As far as attention-grabbing stunts go, this is a pretty good one. The ACLU has been attempting to raise awareness of Amazon’s Rekognition software for some time, stating that it “raises profound civil liberties and civil rights concerns.”
For its part, Amazon has brushed these off, telling TechCrunch back in May, “As a technology, Amazon Rekognition has many useful applications in the real world.” In a bid to get Congress to sit up and take notice, however, the ACLU says it used Rekognition to scan images of every current member of Congress.
The ACLU claims the software falsely matched 28 members of Congress with arrest mugshots. “The members of Congress who were falsely matched with the mugshot database we used in the test include Republicans and Democrats, men and women, and legislators of all ages, from all across the country,” the organization writes in a statement.

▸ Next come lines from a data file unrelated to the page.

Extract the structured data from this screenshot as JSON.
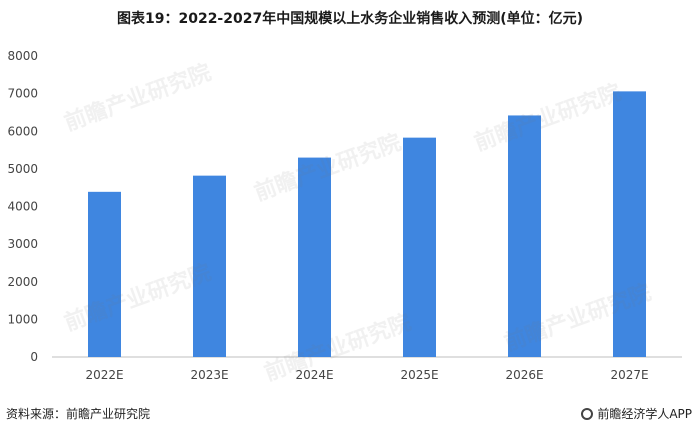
{
  "title": "图表19：2022-2027年中国规模以上水务企业销售收入预测(单位：亿元)",
  "source": "资料来源：前瞻产业研究院",
  "brand": "前瞻经济学人APP",
  "watermark": "前瞻产业研究院",
  "colors": {
    "bar": "#3f86e0",
    "axis": "#bfbfbf",
    "text": "#444444"
  },
  "chart_data": {
    "type": "bar",
    "categories": [
      "2022E",
      "2023E",
      "2024E",
      "2025E",
      "2026E",
      "2027E"
    ],
    "values": [
      4390,
      4820,
      5300,
      5830,
      6420,
      7060
    ],
    "ylim": [
      0,
      8000
    ],
    "yticks": [
      0,
      1000,
      2000,
      3000,
      4000,
      5000,
      6000,
      7000,
      8000
    ],
    "grid": false,
    "xlabel": "",
    "ylabel": ""
  }
}
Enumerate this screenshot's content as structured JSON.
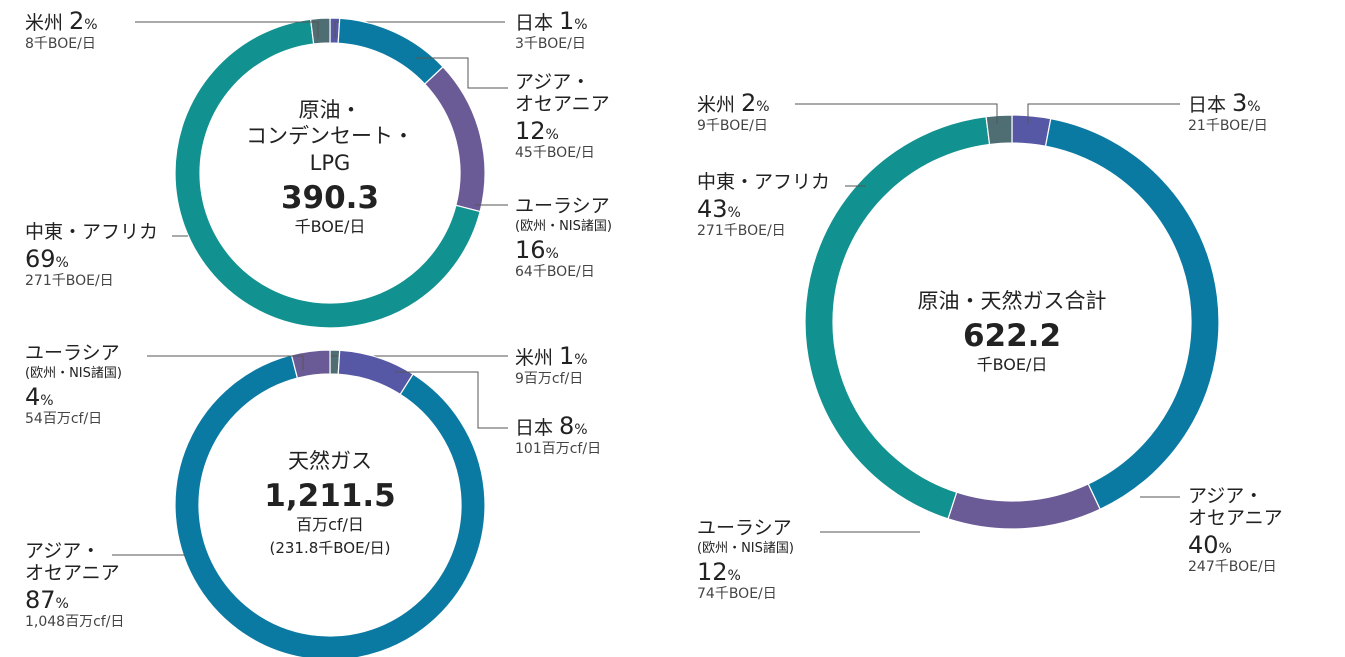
{
  "chart_data": [
    {
      "type": "donut",
      "title": "原油・\nコンデンセート・\nLPG",
      "total": 390.3,
      "total_unit": "千BOE/日",
      "categories": [
        "日本",
        "アジア・\nオセアニア",
        "ユーラシア",
        "中東・アフリカ",
        "米州"
      ],
      "notes": {
        "2": "(欧州・NIS諸国)"
      },
      "values": [
        1,
        12,
        16,
        69,
        2
      ],
      "value_unit": "%",
      "amounts": [
        "3千BOE/日",
        "45千BOE/日",
        "64千BOE/日",
        "271千BOE/日",
        "8千BOE/日"
      ],
      "colors": [
        "#5658a6",
        "#0b7aa3",
        "#6a5a96",
        "#11918f",
        "#4e6e74"
      ]
    },
    {
      "type": "donut",
      "title": "天然ガス",
      "total": {
        "value": 1211.5,
        "label": "1,211.5"
      },
      "total_unit": "百万cf/日",
      "total_note": "(231.8千BOE/日)",
      "categories": [
        "米州",
        "日本",
        "アジア・\nオセアニア",
        "ユーラシア"
      ],
      "notes": {
        "3": "(欧州・NIS諸国)"
      },
      "values": [
        1,
        8,
        87,
        4
      ],
      "value_unit": "%",
      "amounts": [
        "9百万cf/日",
        "101百万cf/日",
        "1,048百万cf/日",
        "54百万cf/日"
      ],
      "colors": [
        "#4e6e74",
        "#5658a6",
        "#0b7aa3",
        "#6a5a96"
      ]
    },
    {
      "type": "donut",
      "title": "原油・天然ガス合計",
      "total": 622.2,
      "total_unit": "千BOE/日",
      "categories": [
        "日本",
        "アジア・\nオセアニア",
        "ユーラシア",
        "中東・アフリカ",
        "米州"
      ],
      "notes": {
        "2": "(欧州・NIS諸国)"
      },
      "values": [
        3,
        40,
        12,
        43,
        2
      ],
      "value_unit": "%",
      "amounts": [
        "21千BOE/日",
        "247千BOE/日",
        "74千BOE/日",
        "271千BOE/日",
        "9千BOE/日"
      ],
      "colors": [
        "#5658a6",
        "#0b7aa3",
        "#6a5a96",
        "#11918f",
        "#4e6e74"
      ]
    }
  ]
}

Those tagged, however, “were disproportionately of people of color, including six members of the Congressional Black Caucus, among them civil rights legend Rep. John Lewis,” it adds.
Amazon has, naturally, rejected the findings. The company noted that such technologies are used to narrow down results, rather than make arrests. “We remain excited about how image and video analysis can be a driver for good in the world,” it said in a statement.
That the service appears to have an outsized target on people of color, however, does add fuel to the ACLU’s existing privacy complaints. Earlier this month, Microsoft president Bradford L. Smith called for additional regulation for these technologies as they continue to become more of a mainstay for law enforcement.
“Facial recognition technology raises issues that go to the heart of fundamental human rights protections like privacy and freedom of expression,” Smith wrote. “These issues heighten responsibility for tech companies that create these products. In our view, they also call for thoughtful government regulation and for the development of norms around acceptable uses.”